We have been living in Makkah for years. We have seen people from all around the world visit Makkah, looked at the wide smiles on their way to Masjidil Haram, caught the first tears while watching Ka’bah and the last tears before leaving Makkah.

So, we thought, “What could we give to these pilgrims, so they can always “have” Makkah in their home?”

It was 2011, one fine Friday night, and all we could think is to have a virtual tour of Makkah, especially Masjidil Haram, that people could relive at their homes. So, we did it, from the very scratch: the funding and all.

It was later called Makkah Window, launched in 2014.

Surprisingly, it got very positive reviews, brought us to the Entrepreneurship Centre of King Abdullah University of Science and Technology and got our very first seed funding, won a UNESCO award for its unique content.

In 2014, Facebook bought Oculus, and that year marked the spot we launched our company, Visual Experience, the first virtual reality company in the Gulf countries.

And, so, it went…

We did our very first project under the name of this company, partnered with Virtual Reality Laboratory at King Abdullah University of Science and Technology and Effat University.

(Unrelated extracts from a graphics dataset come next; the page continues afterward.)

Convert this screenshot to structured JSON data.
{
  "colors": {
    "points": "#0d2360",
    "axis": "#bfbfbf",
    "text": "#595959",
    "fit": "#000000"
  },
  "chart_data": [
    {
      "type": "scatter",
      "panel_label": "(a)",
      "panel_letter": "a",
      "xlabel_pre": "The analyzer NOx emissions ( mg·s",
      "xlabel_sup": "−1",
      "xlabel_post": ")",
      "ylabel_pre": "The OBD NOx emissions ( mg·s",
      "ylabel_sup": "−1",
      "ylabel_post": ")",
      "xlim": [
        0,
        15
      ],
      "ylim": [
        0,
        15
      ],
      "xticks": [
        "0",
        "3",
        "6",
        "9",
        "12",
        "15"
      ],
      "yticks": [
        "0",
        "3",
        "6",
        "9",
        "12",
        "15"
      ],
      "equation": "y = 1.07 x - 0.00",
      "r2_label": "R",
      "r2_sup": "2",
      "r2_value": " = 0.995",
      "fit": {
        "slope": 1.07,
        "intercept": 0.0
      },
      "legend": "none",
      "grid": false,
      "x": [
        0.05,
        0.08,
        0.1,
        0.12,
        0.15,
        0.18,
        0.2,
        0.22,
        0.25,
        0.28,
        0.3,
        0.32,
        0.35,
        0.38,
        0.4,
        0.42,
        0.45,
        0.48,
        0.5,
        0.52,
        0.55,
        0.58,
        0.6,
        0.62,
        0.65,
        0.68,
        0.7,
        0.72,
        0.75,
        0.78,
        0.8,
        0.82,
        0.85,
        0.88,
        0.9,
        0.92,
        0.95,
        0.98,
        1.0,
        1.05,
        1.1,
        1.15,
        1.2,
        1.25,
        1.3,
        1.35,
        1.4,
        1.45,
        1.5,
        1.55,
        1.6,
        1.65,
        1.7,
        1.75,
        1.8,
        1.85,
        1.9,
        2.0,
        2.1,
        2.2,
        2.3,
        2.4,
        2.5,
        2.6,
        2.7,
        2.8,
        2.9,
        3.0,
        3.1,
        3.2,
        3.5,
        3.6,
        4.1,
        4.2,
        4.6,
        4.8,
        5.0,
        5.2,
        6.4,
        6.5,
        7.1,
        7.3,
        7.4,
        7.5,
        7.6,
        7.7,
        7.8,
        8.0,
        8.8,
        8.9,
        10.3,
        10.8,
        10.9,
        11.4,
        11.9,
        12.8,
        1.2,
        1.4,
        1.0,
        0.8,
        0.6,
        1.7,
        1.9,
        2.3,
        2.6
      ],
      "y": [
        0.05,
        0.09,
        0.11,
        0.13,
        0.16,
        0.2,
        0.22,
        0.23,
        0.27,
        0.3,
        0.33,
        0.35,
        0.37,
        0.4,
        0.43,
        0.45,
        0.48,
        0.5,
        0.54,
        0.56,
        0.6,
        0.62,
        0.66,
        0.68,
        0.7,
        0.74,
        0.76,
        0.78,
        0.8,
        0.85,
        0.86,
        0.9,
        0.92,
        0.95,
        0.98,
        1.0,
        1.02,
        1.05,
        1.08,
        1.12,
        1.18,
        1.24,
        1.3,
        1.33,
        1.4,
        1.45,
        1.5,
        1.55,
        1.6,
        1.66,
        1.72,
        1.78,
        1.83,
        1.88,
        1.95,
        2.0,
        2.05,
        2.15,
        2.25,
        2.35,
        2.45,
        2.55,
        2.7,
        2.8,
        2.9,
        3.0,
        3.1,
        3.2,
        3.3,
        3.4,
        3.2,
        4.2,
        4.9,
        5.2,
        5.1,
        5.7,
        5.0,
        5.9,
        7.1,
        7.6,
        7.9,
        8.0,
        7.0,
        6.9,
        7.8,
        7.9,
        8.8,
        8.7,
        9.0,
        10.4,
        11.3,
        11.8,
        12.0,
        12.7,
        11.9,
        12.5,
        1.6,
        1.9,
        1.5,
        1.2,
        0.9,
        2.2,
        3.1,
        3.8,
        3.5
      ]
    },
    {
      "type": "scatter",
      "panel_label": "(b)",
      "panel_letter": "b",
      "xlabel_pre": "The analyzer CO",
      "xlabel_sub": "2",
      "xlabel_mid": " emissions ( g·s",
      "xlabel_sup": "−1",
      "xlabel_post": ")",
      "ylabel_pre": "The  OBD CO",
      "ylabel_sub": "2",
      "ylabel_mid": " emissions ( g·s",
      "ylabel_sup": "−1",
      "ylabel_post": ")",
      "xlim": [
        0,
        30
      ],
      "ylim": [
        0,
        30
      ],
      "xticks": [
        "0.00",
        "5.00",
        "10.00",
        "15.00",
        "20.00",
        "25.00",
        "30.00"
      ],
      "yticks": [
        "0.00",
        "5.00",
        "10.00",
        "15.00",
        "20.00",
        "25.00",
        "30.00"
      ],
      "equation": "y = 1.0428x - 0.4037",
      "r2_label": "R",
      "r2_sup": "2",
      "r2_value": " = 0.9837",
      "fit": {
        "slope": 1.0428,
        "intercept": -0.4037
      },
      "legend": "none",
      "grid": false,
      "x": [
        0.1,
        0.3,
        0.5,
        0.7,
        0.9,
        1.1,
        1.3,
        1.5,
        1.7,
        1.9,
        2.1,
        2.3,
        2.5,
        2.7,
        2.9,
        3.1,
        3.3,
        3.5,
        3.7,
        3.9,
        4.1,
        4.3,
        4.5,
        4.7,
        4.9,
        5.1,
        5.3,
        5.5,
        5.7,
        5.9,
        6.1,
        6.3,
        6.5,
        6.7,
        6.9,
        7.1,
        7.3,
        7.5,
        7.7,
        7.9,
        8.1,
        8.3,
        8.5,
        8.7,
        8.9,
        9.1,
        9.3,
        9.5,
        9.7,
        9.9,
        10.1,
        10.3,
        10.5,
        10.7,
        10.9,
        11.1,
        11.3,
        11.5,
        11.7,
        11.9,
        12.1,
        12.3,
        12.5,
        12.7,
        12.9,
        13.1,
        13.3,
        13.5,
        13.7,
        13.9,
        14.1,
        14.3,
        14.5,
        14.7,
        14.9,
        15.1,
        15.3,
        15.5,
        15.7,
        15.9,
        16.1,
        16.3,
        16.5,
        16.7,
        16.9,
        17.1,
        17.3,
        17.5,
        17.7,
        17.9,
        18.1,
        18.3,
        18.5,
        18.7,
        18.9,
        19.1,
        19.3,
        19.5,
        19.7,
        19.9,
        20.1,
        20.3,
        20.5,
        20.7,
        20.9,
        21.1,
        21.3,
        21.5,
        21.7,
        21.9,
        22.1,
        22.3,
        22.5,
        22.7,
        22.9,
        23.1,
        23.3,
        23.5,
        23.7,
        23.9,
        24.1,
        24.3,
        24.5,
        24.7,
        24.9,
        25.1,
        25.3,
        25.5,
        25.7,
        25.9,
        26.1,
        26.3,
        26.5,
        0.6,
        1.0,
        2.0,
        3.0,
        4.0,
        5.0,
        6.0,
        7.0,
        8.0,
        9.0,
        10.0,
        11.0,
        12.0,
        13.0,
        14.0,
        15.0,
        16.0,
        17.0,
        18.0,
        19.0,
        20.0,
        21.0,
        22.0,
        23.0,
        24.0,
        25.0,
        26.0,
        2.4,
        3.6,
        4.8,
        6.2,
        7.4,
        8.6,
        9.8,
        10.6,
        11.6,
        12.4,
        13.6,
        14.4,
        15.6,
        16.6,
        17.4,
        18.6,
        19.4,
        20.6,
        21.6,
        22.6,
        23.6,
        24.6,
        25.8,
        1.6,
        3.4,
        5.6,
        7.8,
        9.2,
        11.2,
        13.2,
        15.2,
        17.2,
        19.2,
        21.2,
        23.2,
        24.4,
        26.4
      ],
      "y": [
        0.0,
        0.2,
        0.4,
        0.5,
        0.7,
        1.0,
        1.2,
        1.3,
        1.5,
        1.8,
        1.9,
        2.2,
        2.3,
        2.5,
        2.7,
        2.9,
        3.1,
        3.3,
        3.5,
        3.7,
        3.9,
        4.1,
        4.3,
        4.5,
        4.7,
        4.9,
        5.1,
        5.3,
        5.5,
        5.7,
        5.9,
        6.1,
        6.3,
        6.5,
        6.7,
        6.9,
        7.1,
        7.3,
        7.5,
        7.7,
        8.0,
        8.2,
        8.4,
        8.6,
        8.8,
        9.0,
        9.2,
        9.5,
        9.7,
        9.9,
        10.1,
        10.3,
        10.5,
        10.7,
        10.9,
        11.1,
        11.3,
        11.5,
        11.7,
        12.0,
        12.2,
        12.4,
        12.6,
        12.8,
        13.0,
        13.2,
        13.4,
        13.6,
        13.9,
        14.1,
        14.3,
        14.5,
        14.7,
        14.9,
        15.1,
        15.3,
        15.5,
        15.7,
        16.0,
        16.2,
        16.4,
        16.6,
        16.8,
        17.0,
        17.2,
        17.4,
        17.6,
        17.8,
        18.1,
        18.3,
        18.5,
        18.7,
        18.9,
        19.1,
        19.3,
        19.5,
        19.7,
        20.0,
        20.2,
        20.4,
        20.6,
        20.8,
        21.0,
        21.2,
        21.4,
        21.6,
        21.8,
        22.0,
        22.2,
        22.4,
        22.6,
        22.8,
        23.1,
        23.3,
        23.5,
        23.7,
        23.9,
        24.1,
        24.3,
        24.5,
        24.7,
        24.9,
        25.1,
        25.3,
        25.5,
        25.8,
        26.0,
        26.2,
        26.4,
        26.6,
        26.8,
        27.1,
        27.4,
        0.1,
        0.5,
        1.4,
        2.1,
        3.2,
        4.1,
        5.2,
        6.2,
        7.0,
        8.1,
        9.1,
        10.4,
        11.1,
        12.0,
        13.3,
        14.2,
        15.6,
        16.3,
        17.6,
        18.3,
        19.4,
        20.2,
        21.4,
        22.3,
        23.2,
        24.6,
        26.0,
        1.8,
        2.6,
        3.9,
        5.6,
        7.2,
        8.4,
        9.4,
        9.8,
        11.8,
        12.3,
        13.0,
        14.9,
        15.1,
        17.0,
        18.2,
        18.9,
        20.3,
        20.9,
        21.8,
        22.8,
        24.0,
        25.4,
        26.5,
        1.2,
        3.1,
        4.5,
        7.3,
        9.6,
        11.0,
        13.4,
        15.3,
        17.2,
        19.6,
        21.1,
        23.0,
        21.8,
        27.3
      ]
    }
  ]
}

Visual Computing Centre at KAUST

We worked on virtual reality projects for big cooperations in the Gulf Cooperation Council, such as Abu Dhabi Tourism and Culture Authority, Sabic, Samsung.

More than that, we even ranked #19 as one of the promising Saudi startups by Forbes Middle East.

We also launched the most artful VR and 360 viewer, sold at stores in Saudi Arabia.

First edition of BeThere

BeThere for Business Customization

BeThere: Renewable Energy Edition for Mishkat the Renewable Energy Center

All good things happened.

And then, it came.


The moment when we heard some companies went cold on virtual reality. Facebook shuts down its award-winning Oculus Story Studio. Intel stopped Project Alloy. It’s growing slower than expected. People start assuming virtual reality is dead. People who are working on virtual reality division might start questioning things. And, all people are wondering what’s actually happening.

Well, there’s a big difference between what’s been told in the media and what’s happened in real life.

Negative news is spread so easily, yet it doesn’t define the whole industry, even a little.

In fact, here in Saudi Arabia, we’ve just done doing a virtual reality marketing campaign for a clothing brand, projecting Behind the Scene of the brand in attempt to increase customers’ trust and loyalty through a virtual tour in the factory. We have a list of scheduled meetings to introduce and propose virtual reality to some corporations.

Because one thing we all know: Virtual reality is inevitably potential in the future, but it still lacks awareness.

So, we take that responsibility. We want to be the bridge between virtual reality and businesses. Because we love seeing the exciting smiles every time our potential clients try virtual reality for the first time.

And, we love it when their eyes, after taking off the headset, sparkling and saying, “This is the future.

We also love it when they open our BeThere Book, and their eyes will spark as if they said, “I’ve never thought a book could turn into this amazing stuff.

We like it when a company approaches us and starts brainstorming about how they can blend their businesses with virtual reality because it produces unlimited creativity in this industry.

How can we let go of these things?

How can we give up on VR when…

… everyone who tried it out saying, “This is the future.”?

… we all know virtual reality is the next generation of the technology?

… we all know that all these big giant techs are working on it?

Also — even though we don’t really rely on numbers — according to the International Data Corporation, the Middle East and Africa market for augmented and virtual reality is expected to grow to $6 billion by 2020.

We won’t get that number if we stop spreading virtual reality.

We will keep becoming a leading virtual reality company that passionately introduces, proposes, blends virtual reality idea with businesses.

One day, we will be remembered for doing this.

We hope you do, too.

Never give up on VR.

It’s going to be a long road, but we will be proud, eventually.